22 de outubro de 2011

Dory Previn: A vida em canções?

[Recuperado e adaptado de um blogue apagado e publicado aqui no dia em que Dory Previn faz 86 anos… ou 82? Sejam lá quantos forem, muitos parabéns!]

Dory Previn (Langdon antes de se ter casado com André Previn) é uma pessoa com uma vida no mínimo curiosa e tem sido afirmado muitas vezes que uma das suas características mais marcantes é expor-se completamente nas suas canções. Não só os factos da sua vida, mas também recantos mais obscuros da sua psique, tudo ela revela sem rodeios nas canções. Catarse, disse alguém. É verdade que, conhecendo um pouco da vida de Dory Previn, não podemos deixar de constatar que é a autora de carne e osso a protagonista de muitas das suas canções e de nos surpreender com a revelação de intimidades que não é muito comum tornar públicas em canções. Estou a falar, por exemplo, da relação doentia com um pai mentalmente perturbado (“amor de pai e demónios emaranhados na mente”) que descreve em várias canções [Com o meu pai no sótão / É aí que está a minha negra atração / Com a loucura em cima da mesinha de cabeceira / Ao lado da arma carregada / Na aterrorizadora proximidade do seu olhar (“With My Daddy in the Attic”)]; da sua crise conjugal quando o marido se apaixonou por Mia Farrow, com quem veio a casar [Cuidado com raparigas novas / Que te aparecem à porta / Melancólicas e pálidas / Com vinte e quatro anos / E te oferecem margaridas / Com mãos delicadas // Cuidado com essas meninas / Muitas vezes anseiam / Chorar num casamento / E dançar num enterro (“Beware of Young Girls”)]; dos problemas que a levaram a dois internamentos em hospitais psiquiátricos [Os meus botões azuis / Estão a ficar soltos / Soltos / Frouxos / Lucy Brown / A Lucy no céu / Luce / Luzente / Lúcida / Lucidez / Lúcifer / Luz / Enforquem a Luce / Mantém-te calma / Eu / Como é que eu fiquei assim / Eu ia / O que é que eu ia dizer? / Eu ia a / Como vim aqui parar? / Eu ia a caminho / Não estive aqui no ano passado? / Eu ia a caminho de / Porque me fecharam aqui? / Eu ia a caminho de onde? (“Mr. Whisper”)].
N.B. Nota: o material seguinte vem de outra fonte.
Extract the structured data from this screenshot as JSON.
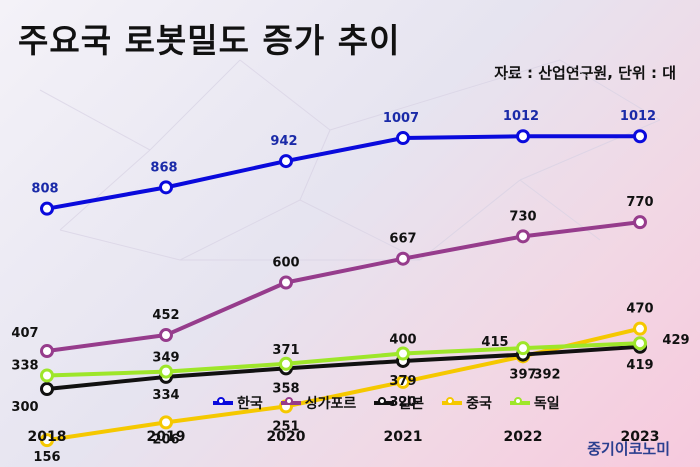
{
  "title": "주요국 로봇밀도 증가 추이",
  "source": "자료 : 산업연구원, 단위 : 대",
  "watermark": "중기이코노미",
  "chart_data": {
    "type": "line",
    "x": [
      "2018",
      "2019",
      "2020",
      "2021",
      "2022",
      "2023"
    ],
    "ylim": [
      100,
      1100
    ],
    "legend_position": "bottom",
    "grid": false,
    "series": [
      {
        "name": "한국",
        "color": "#0a0adc",
        "label_color": "#1a2aa8",
        "values": [
          808,
          868,
          942,
          1007,
          1012,
          1012
        ]
      },
      {
        "name": "싱가포르",
        "color": "#963c8c",
        "label_color": "#111111",
        "values": [
          407,
          452,
          600,
          667,
          730,
          770
        ]
      },
      {
        "name": "일본",
        "color": "#111111",
        "label_color": "#111111",
        "values": [
          300,
          334,
          358,
          379,
          397,
          419
        ]
      },
      {
        "name": "중국",
        "color": "#f5c800",
        "label_color": "#111111",
        "values": [
          156,
          206,
          251,
          320,
          392,
          470
        ]
      },
      {
        "name": "독일",
        "color": "#9ee62a",
        "label_color": "#111111",
        "values": [
          338,
          349,
          371,
          400,
          415,
          429
        ]
      }
    ]
  }
}
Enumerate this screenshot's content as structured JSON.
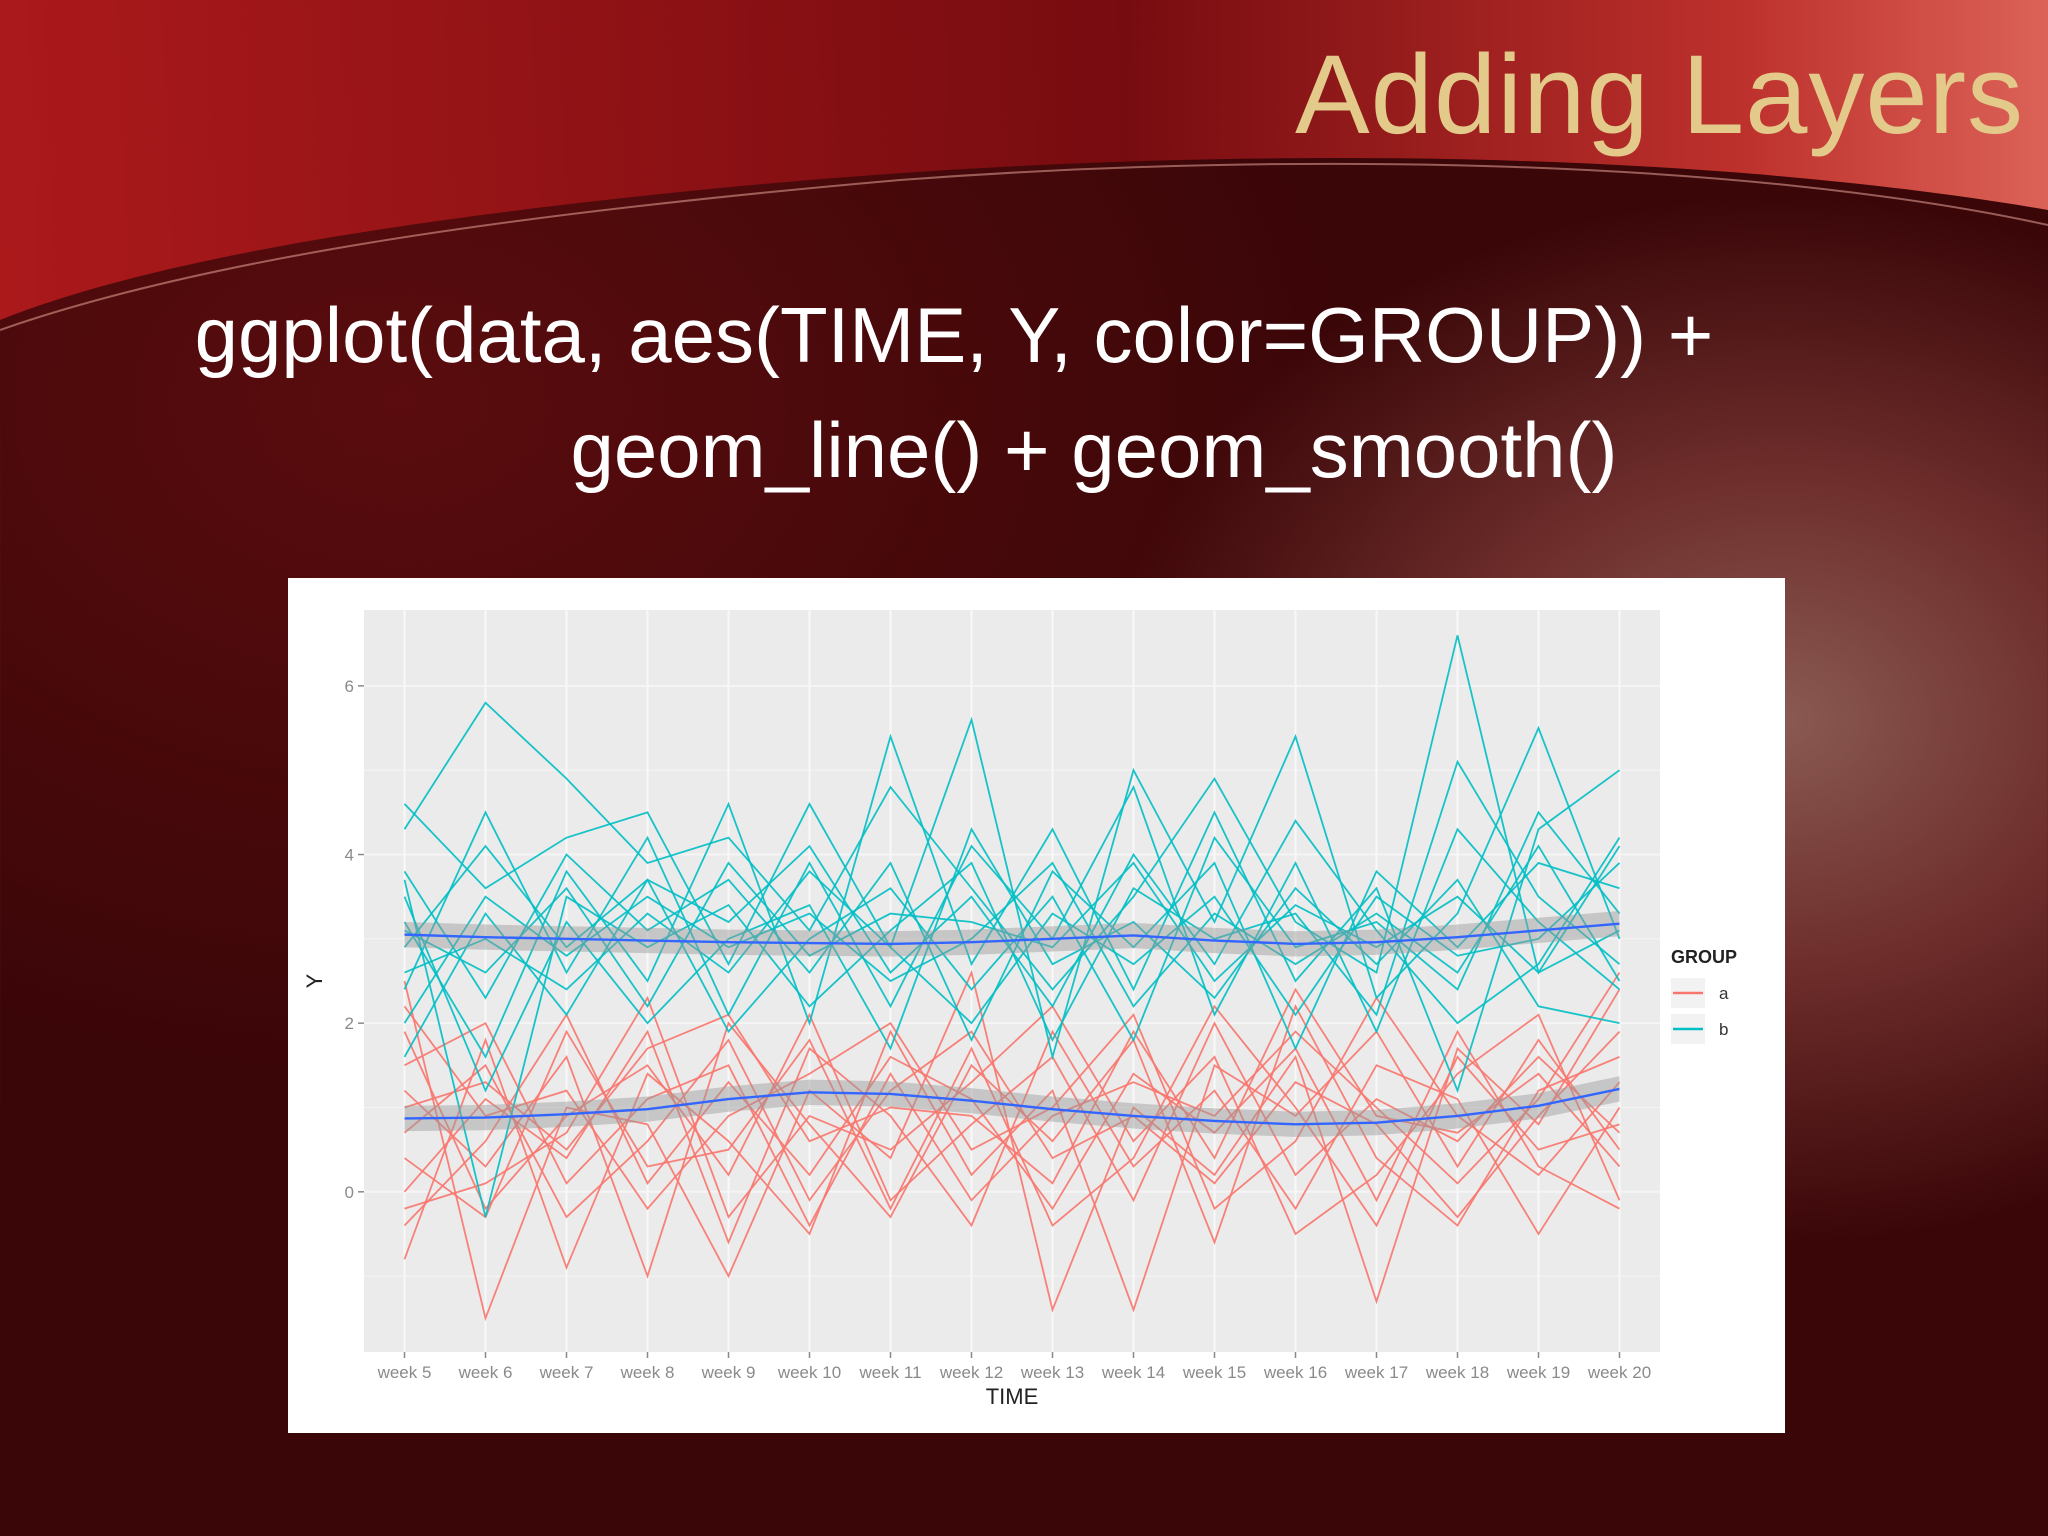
{
  "slide": {
    "title": "Adding Layers",
    "code_line1": "ggplot(data, aes(TIME, Y, color=GROUP)) +",
    "code_line2": "geom_line() + geom_smooth()"
  },
  "colors": {
    "title": "#e3c98a",
    "group_a": "#f8766d",
    "group_b": "#00bfc4",
    "smooth": "#3366ff",
    "panel": "#ebebeb"
  },
  "chart_data": {
    "type": "line",
    "title": "",
    "xlabel": "TIME",
    "ylabel": "Y",
    "ylim": [
      -1.9,
      6.9
    ],
    "yticks": [
      0,
      2,
      4,
      6
    ],
    "grid": true,
    "legend_position": "right",
    "legend_title": "GROUP",
    "categories": [
      "week 5",
      "week 6",
      "week 7",
      "week 8",
      "week 9",
      "week 10",
      "week 11",
      "week 12",
      "week 13",
      "week 14",
      "week 15",
      "week 16",
      "week 17",
      "week 18",
      "week 19",
      "week 20"
    ],
    "groups": [
      {
        "name": "a",
        "color": "#f8766d",
        "lines": [
          [
            2.5,
            -1.5,
            1.0,
            0.8,
            -1.0,
            1.2,
            0.4,
            2.6,
            -1.4,
            1.0,
            0.2,
            1.6,
            -1.3,
            1.7,
            0.8,
            2.4
          ],
          [
            -0.8,
            1.8,
            -0.9,
            1.4,
            0.6,
            -0.5,
            1.9,
            0.2,
            1.2,
            -1.4,
            1.5,
            0.9,
            1.9,
            0.3,
            1.8,
            0.5
          ],
          [
            1.2,
            0.3,
            1.6,
            -1.0,
            2.0,
            0.8,
            -0.3,
            1.5,
            0.6,
            1.8,
            -0.6,
            2.2,
            0.4,
            -0.4,
            1.2,
            1.6
          ],
          [
            0.0,
            1.1,
            0.4,
            1.9,
            -0.6,
            1.7,
            0.9,
            -0.4,
            1.9,
            0.3,
            1.2,
            -0.2,
            1.5,
            1.1,
            -0.5,
            1.0
          ],
          [
            -0.4,
            0.6,
            2.1,
            0.1,
            1.3,
            0.2,
            1.6,
            1.1,
            -0.2,
            1.4,
            0.7,
            1.7,
            -0.1,
            1.9,
            0.3,
            -0.2
          ],
          [
            1.9,
            -0.2,
            0.9,
            1.5,
            0.2,
            2.1,
            -0.1,
            0.8,
            1.6,
            -0.1,
            2.0,
            0.2,
            1.1,
            0.6,
            1.6,
            0.7
          ],
          [
            0.7,
            1.5,
            -0.3,
            0.6,
            1.8,
            -0.1,
            1.2,
            1.9,
            0.4,
            0.9,
            0.1,
            1.3,
            0.8,
            -0.3,
            0.9,
            1.9
          ],
          [
            2.2,
            0.9,
            1.2,
            -0.2,
            0.9,
            1.4,
            2.0,
            0.5,
            1.0,
            2.1,
            -0.2,
            0.6,
            2.3,
            0.9,
            0.2,
            1.3
          ],
          [
            -0.2,
            0.1,
            0.7,
            2.3,
            -0.3,
            0.9,
            0.5,
            1.3,
            2.2,
            0.6,
            1.6,
            -0.5,
            0.2,
            1.4,
            2.1,
            -0.1
          ],
          [
            1.5,
            2.0,
            0.1,
            1.1,
            1.5,
            -0.4,
            1.4,
            -0.1,
            0.9,
            1.3,
            0.9,
            1.9,
            1.0,
            0.1,
            1.1,
            2.6
          ],
          [
            0.4,
            -0.3,
            1.9,
            0.3,
            0.5,
            1.8,
            -0.2,
            1.7,
            -0.4,
            0.4,
            2.2,
            1.0,
            -0.4,
            1.6,
            0.5,
            0.8
          ],
          [
            1.0,
            1.3,
            0.5,
            1.7,
            2.1,
            0.6,
            1.0,
            0.9,
            0.1,
            1.9,
            0.4,
            2.4,
            0.9,
            0.7,
            1.4,
            0.3
          ]
        ]
      },
      {
        "name": "b",
        "color": "#00bfc4",
        "lines": [
          [
            4.3,
            5.8,
            4.9,
            3.9,
            4.2,
            3.1,
            4.8,
            3.6,
            2.4,
            3.5,
            4.9,
            3.2,
            2.6,
            6.6,
            2.6,
            4.1
          ],
          [
            4.6,
            3.6,
            4.2,
            4.5,
            2.7,
            4.6,
            2.9,
            5.6,
            1.6,
            5.0,
            3.2,
            5.4,
            2.3,
            3.3,
            5.5,
            3.0
          ],
          [
            3.2,
            1.6,
            3.8,
            2.5,
            4.6,
            2.0,
            5.4,
            2.7,
            4.3,
            2.4,
            4.5,
            2.5,
            3.6,
            1.2,
            4.3,
            5.0
          ],
          [
            2.4,
            4.5,
            2.6,
            4.2,
            2.1,
            3.9,
            2.2,
            4.1,
            3.0,
            4.8,
            2.1,
            3.9,
            1.9,
            4.3,
            3.2,
            2.4
          ],
          [
            3.8,
            2.3,
            4.0,
            3.1,
            3.7,
            2.6,
            3.9,
            1.8,
            3.8,
            2.9,
            3.9,
            1.7,
            3.8,
            2.9,
            3.9,
            3.6
          ],
          [
            1.6,
            3.3,
            2.1,
            3.7,
            3.2,
            4.1,
            2.6,
            3.5,
            2.2,
            4.0,
            2.7,
            4.4,
            3.1,
            2.0,
            2.7,
            4.2
          ],
          [
            3.5,
            1.2,
            3.2,
            2.0,
            3.0,
            3.4,
            1.7,
            4.3,
            2.7,
            3.2,
            2.3,
            3.6,
            2.7,
            3.7,
            2.2,
            2.0
          ],
          [
            2.9,
            4.1,
            2.9,
            3.7,
            1.9,
            3.0,
            3.6,
            2.4,
            3.5,
            1.8,
            4.2,
            2.9,
            3.2,
            2.4,
            4.5,
            3.3
          ],
          [
            3.7,
            -0.3,
            3.5,
            2.9,
            3.4,
            2.2,
            3.1,
            3.9,
            1.8,
            3.6,
            3.0,
            3.3,
            2.1,
            5.1,
            3.5,
            2.7
          ],
          [
            2.6,
            3.0,
            2.4,
            3.3,
            2.6,
            3.8,
            2.9,
            2.0,
            3.3,
            2.7,
            3.5,
            2.1,
            3.5,
            2.8,
            3.0,
            3.9
          ],
          [
            3.1,
            2.6,
            3.6,
            2.2,
            3.9,
            2.8,
            3.3,
            3.2,
            2.9,
            3.9,
            2.5,
            3.4,
            2.9,
            3.5,
            2.6,
            3.1
          ],
          [
            2.0,
            3.5,
            2.8,
            3.5,
            2.9,
            3.3,
            2.5,
            3.0,
            3.9,
            2.2,
            3.3,
            2.7,
            3.3,
            2.6,
            4.1,
            2.5
          ]
        ]
      }
    ],
    "smooth": {
      "a": [
        0.87,
        0.88,
        0.92,
        0.98,
        1.1,
        1.18,
        1.16,
        1.08,
        0.98,
        0.9,
        0.84,
        0.8,
        0.82,
        0.9,
        1.02,
        1.22
      ],
      "b": [
        3.05,
        3.02,
        3.0,
        2.98,
        2.96,
        2.95,
        2.94,
        2.96,
        3.0,
        3.04,
        2.98,
        2.94,
        2.96,
        3.02,
        3.1,
        3.18
      ],
      "se": 0.15
    }
  }
}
Este confessionalismo pode ser encarado tanto positivamente (prova de grande coragem) como negativamente (despudor, uma obsessão doentia consigo própria), mas, independentemente desses julgamentos, podemos perguntar-nos simplesmente se tem algum interesse como processo de criação artística. O que eu acho é que não é por ser autobiográfica como tal que uma obra de arte tem interesse, a não ser, precisamente, para quem se interesse pela vida do seu autor; mas que, se essa exposição de si próprio for um meio (como o é, no caso das canções de Dory Previn) de criar uma grande intensidade emocional, é bem vinda – e a obra de arte interessará também a quem não se interesse pela vida do autor.